職人の減少や材料の調達難などにさらされている伝統産業を次代に残すため、年齢や職業にかかわらず多くの人に親しんでもらおうと、建築金物や包丁を扱う岡山市の企業が企画した。
堺市から著名な彫金師・窪田美知子さんが来場。アートとして近年人気が高く、包丁の腹に花や竜を彫る彫金、名前や文字を刻む「銘切(めいきり)」を披露する。新潟県三条市からは日本一の玄翁(げんのう)鍛冶職人として知られ、かんなも手がける道心斎(どうしんさい)正行(まさつら)さんが訪れ、実演しながら製品を紹介する。
岡山からは、かんなでヒノキを極限まで薄く削る大会で女性部門日本一を2度獲得した市川仁美さん、殺陣師の大岩主弥さんが、それぞれパフォーマンスする。
殺陣は午前11時、午後1時、同3時から各回約30分で、見学者も参加できる企画を用意する。かんな削り、研ぎ具合の異なる包丁で切った果物の食べ比べ、ヒノキのかんなくずを敷き詰めた子ども用プールは随時体験できる。
各地の有名メーカーや鍛冶職人が手がけた包丁や大工道具の展示販売もある。
午前9時~午後5時。入場、体験無料。問い合わせは主催の市川金物(086―224―8077)。
「失われてからでは手遅れ」
かんなの薄削りなどで鍛冶文化を広げる活動を続け、主催する市川金物の専務でもある市川さんに、開催の狙いや「五感」を刺激する当日の企画を教えてもらった。
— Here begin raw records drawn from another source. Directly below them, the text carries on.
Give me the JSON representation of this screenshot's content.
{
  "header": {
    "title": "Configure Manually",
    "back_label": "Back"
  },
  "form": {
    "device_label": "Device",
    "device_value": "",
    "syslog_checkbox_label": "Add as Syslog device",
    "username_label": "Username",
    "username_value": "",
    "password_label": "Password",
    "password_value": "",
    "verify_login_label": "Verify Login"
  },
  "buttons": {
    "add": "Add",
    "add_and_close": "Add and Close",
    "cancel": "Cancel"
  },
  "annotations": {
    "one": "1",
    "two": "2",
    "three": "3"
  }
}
鋼をたたいて延ばす鍛造による刃物製作は日本独自の技術で、切れ味の良さは世界一だ。しかし、成分を細かく調整する必要がある材料の鋼が、メーカーへの外資参入による合理化などで調達が難しくなっている。鍛冶職人の後継者不足に加え、道具を扱う側の職人も減少が続き、技術継承は危機的な状況だ。
「失われてからでは手遅れになる」と思い、技術や製品の素晴らしさを全身で感じてもらうイベントで、文化をつないでいくきっかけがつくれればと考えた。
当日は迫力ある殺陣や繊細な彫金、ティッシュペーパーの半分の薄さのかんなくずなどを見てほしい。それぞれの動作に独特の音があるし、ヒノキの香りも楽しめる。
かんなで削った木肌はツルツルで水をはじき、神社仏閣など木造建築を長持ちさせている。うまく研いだ包丁で切ると食品の組織がつぶれず素材の味が生きる。切れ味の悪い包丁を使ったものと食べ比べれば違いを分かってもらえる。
刃物の分野では産地ごとのイベントはあっても、各地の技術や製品を集めたイベントは例がない。家族で訪れて伝統にじっくり触れてほしい。